Monday, June 17, 2013

Pays to be prepared!

If you read my blog regularly, you know that I’m all about having a positive outlook when possible and a strategy for handling life’s challenges. Or at least being open to new strategies – from friends, family, great authors and speakers.  You get the idea. 

Even with a strategy at the ready, sometimes we just have to let go.  Despite all the planning, practicing, nagging, hoping, wishing…things happen.  It’s the unpredictability of life.  Doesn’t matter your gender, your race, your social standing, what country you come from.  Life steps in to remind you that life happens just as it did for me the other day.  Here’s what happened.

I’ve been playing the Fairy Godmother the past several years with Rhode Island’s own Kaleidoscope Theatre.  Two weeks ago we had 4 performances at the Kelsey Theatre in New Jersey for school kids on Friday and for families on Saturday.  During the second show on Friday as I waited for Cinderella to return to the stage resplendent in the gown for the ball my magic had created, I got caught on my own gown or my shoe, something.  I felt myself starting to fall backwards.  Thinking I would fall on the box that was behind me, I let myself settle down on it.  But it wasn’t where I thought it was, so I let myself fall, unfortunately taking the table down with me.

The key words here are ‘let myself fall’.  I didn’t try to stop it because to do so would probably have caused more of a spectacle and perhaps an injury.  Trying to control it would have been the wrong thing to do.  It was gravity and I was going down.   So in front of hundreds of children and their teachers, the Fairy Godmother hit the deck.

No time to assess the situation.  Need to come up with an appropriate comment and move on.  You’ve heard the expression, “The show must go on!”  And so it must especially with an audience of impressionable kids.  They needed to see that the Fairy Godmother was ok.  So I picked myself up as I said something like, “I’m so excited for you going to the ball in your beautiful new gown that it knocked me off my feet!”  Then I crossed over to Cinderella, introduced her to her flower girl and coachman, and reminded her to be home by midnight!  Oh yes, we sang too! I had to keep going.  If I hadn’t sent her to the ball with the admonition about what would happen at midnight, the rest of the show wouldn’t have made sense.  The story as we know it would have been over!

So besides a chuckle at my grace on stage, what can we learn from this?
  • when possible, pick yourself up and keep going       
  • We can’t let the little things in life take us out (or in my case, down)
  • No matter how much you prepare, life will hand you surprises
The sooner we realize stuff happens, the better so we can move on.  It happens to all of us – even those in the limelight.  Think President Gerald Ford if you’re old enough or President George W Bush who was photographed trying to exit from a banquet in China through a locked door.  Or Jennifer Lawrence tripping up the stairs on the way to her Oscar.  Life happens.
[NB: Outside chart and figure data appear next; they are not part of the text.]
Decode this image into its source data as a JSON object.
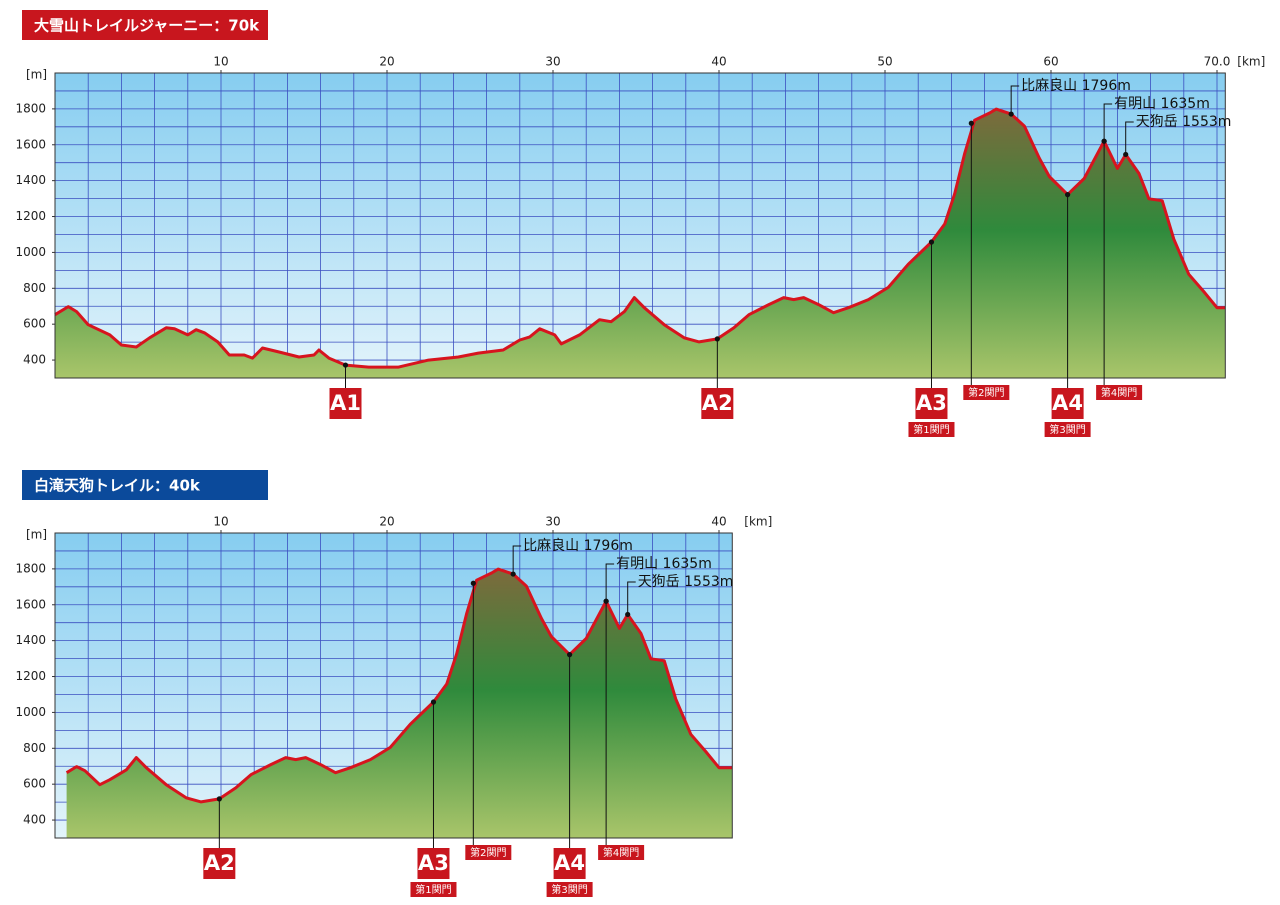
{
  "chart_data": [
    {
      "type": "area",
      "title": "大雪山トレイルジャーニー：70k",
      "title_color": "#c8161e",
      "xlabel": "[km]",
      "ylabel": "[m]",
      "line_color": "#d7141e",
      "grid": true,
      "grid_x_step": 2,
      "grid_y_step": 100,
      "xlim": [
        0,
        70.5
      ],
      "ylim": [
        300,
        2000
      ],
      "xticks": [
        10,
        20,
        30,
        40,
        50,
        60,
        {
          "value": 70,
          "label": "70.0"
        }
      ],
      "yticks": [
        400,
        600,
        800,
        1000,
        1200,
        1400,
        1600,
        1800
      ],
      "x": [
        0,
        0.8,
        1.3,
        2.0,
        3.3,
        4.0,
        4.9,
        5.7,
        6.7,
        7.2,
        8.0,
        8.5,
        9.0,
        9.8,
        10.5,
        11.4,
        11.9,
        12.5,
        13.5,
        14.7,
        15.6,
        15.9,
        16.5,
        17.5,
        18.9,
        20.7,
        22.5,
        24.3,
        25.5,
        27.0,
        28.0,
        28.6,
        29.2,
        30.1,
        30.5,
        31.6,
        32.8,
        33.5,
        34.3,
        34.9,
        35.5,
        36.7,
        37.9,
        38.8,
        39.9,
        40.9,
        41.8,
        43.0,
        43.9,
        44.5,
        45.1,
        46.0,
        46.9,
        47.8,
        49.0,
        50.2,
        51.4,
        52.8,
        53.6,
        54.2,
        54.8,
        55.4,
        56.3,
        56.7,
        57.6,
        58.4,
        59.3,
        59.9,
        61.0,
        62.0,
        63.2,
        64.0,
        64.5,
        65.3,
        65.9,
        66.7,
        67.4,
        68.3,
        69.2,
        70.0,
        70.5
      ],
      "values": [
        653,
        698,
        670,
        597,
        540,
        484,
        473,
        524,
        580,
        574,
        540,
        569,
        552,
        501,
        428,
        428,
        411,
        467,
        445,
        417,
        428,
        456,
        411,
        372,
        361,
        361,
        400,
        417,
        439,
        456,
        512,
        529,
        574,
        540,
        490,
        540,
        625,
        614,
        670,
        748,
        692,
        597,
        524,
        501,
        518,
        580,
        653,
        709,
        748,
        737,
        748,
        709,
        664,
        692,
        737,
        805,
        934,
        1058,
        1159,
        1327,
        1552,
        1737,
        1777,
        1799,
        1771,
        1704,
        1524,
        1423,
        1322,
        1412,
        1620,
        1468,
        1546,
        1440,
        1299,
        1288,
        1074,
        878,
        782,
        692,
        692
      ],
      "stations": [
        {
          "x": 17.5,
          "y": 372,
          "label": "A1"
        },
        {
          "x": 39.9,
          "y": 518,
          "label": "A2"
        },
        {
          "x": 52.8,
          "y": 1058,
          "label": "A3",
          "note": "第1関門"
        },
        {
          "x": 55.2,
          "y": 1720,
          "note": "第2関門"
        },
        {
          "x": 61.0,
          "y": 1322,
          "label": "A4",
          "note": "第3関門"
        },
        {
          "x": 63.2,
          "y": 1620,
          "note": "第4関門"
        }
      ],
      "peaks": [
        {
          "x": 57.6,
          "y": 1771,
          "label": "比麻良山 1796m"
        },
        {
          "x": 63.2,
          "y": 1620,
          "label": "有明山 1635m"
        },
        {
          "x": 64.5,
          "y": 1546,
          "label": "天狗岳 1553m"
        }
      ]
    },
    {
      "type": "area",
      "title": "白滝天狗トレイル：40k",
      "title_color": "#0b4a9b",
      "xlabel": "[km]",
      "ylabel": "[m]",
      "line_color": "#d7141e",
      "grid": true,
      "grid_x_step": 2,
      "grid_y_step": 100,
      "xlim": [
        0,
        40.8
      ],
      "ylim": [
        300,
        2000
      ],
      "xticks": [
        10,
        20,
        30,
        40
      ],
      "yticks": [
        400,
        600,
        800,
        1000,
        1200,
        1400,
        1600,
        1800
      ],
      "x": [
        0.7,
        1.3,
        1.8,
        2.7,
        3.3,
        4.3,
        4.9,
        5.5,
        6.7,
        7.9,
        8.8,
        9.9,
        10.9,
        11.8,
        13.0,
        13.9,
        14.5,
        15.1,
        16.0,
        16.9,
        17.8,
        19.0,
        20.2,
        21.4,
        22.8,
        23.6,
        24.2,
        24.8,
        25.4,
        26.3,
        26.7,
        27.6,
        28.4,
        29.3,
        29.9,
        31.0,
        32.0,
        33.2,
        34.0,
        34.5,
        35.3,
        35.9,
        36.7,
        37.4,
        38.3,
        39.2,
        40.0,
        40.8
      ],
      "values": [
        664,
        698,
        675,
        597,
        625,
        680,
        748,
        692,
        597,
        524,
        501,
        518,
        580,
        653,
        709,
        748,
        737,
        748,
        709,
        664,
        692,
        737,
        805,
        934,
        1058,
        1159,
        1327,
        1552,
        1737,
        1777,
        1799,
        1771,
        1704,
        1524,
        1423,
        1322,
        1412,
        1620,
        1468,
        1546,
        1440,
        1299,
        1288,
        1074,
        878,
        782,
        692,
        692
      ],
      "stations": [
        {
          "x": 9.9,
          "y": 518,
          "label": "A2"
        },
        {
          "x": 22.8,
          "y": 1058,
          "label": "A3",
          "note": "第1関門"
        },
        {
          "x": 25.2,
          "y": 1720,
          "note": "第2関門"
        },
        {
          "x": 31.0,
          "y": 1322,
          "label": "A4",
          "note": "第3関門"
        },
        {
          "x": 33.2,
          "y": 1620,
          "note": "第4関門"
        }
      ],
      "peaks": [
        {
          "x": 27.6,
          "y": 1771,
          "label": "比麻良山 1796m"
        },
        {
          "x": 33.2,
          "y": 1620,
          "label": "有明山 1635m"
        },
        {
          "x": 34.5,
          "y": 1546,
          "label": "天狗岳 1553m"
        }
      ]
    }
  ]
}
It’s best if we can keep a cool head and a positive attitude whenever possible.  Stress does nothing but hurt us emotionally and physically as more and more research is proving.  Oh yeah, and be prepared.   We at Kaleidoscope call it, “It’s been to have it and not need it than to need it and not have it!” strategy.  Words I actually get to say onstage this summer in Cinderella’s Wedding.  My strategy that day?  AWB – Always Wear Bloomers!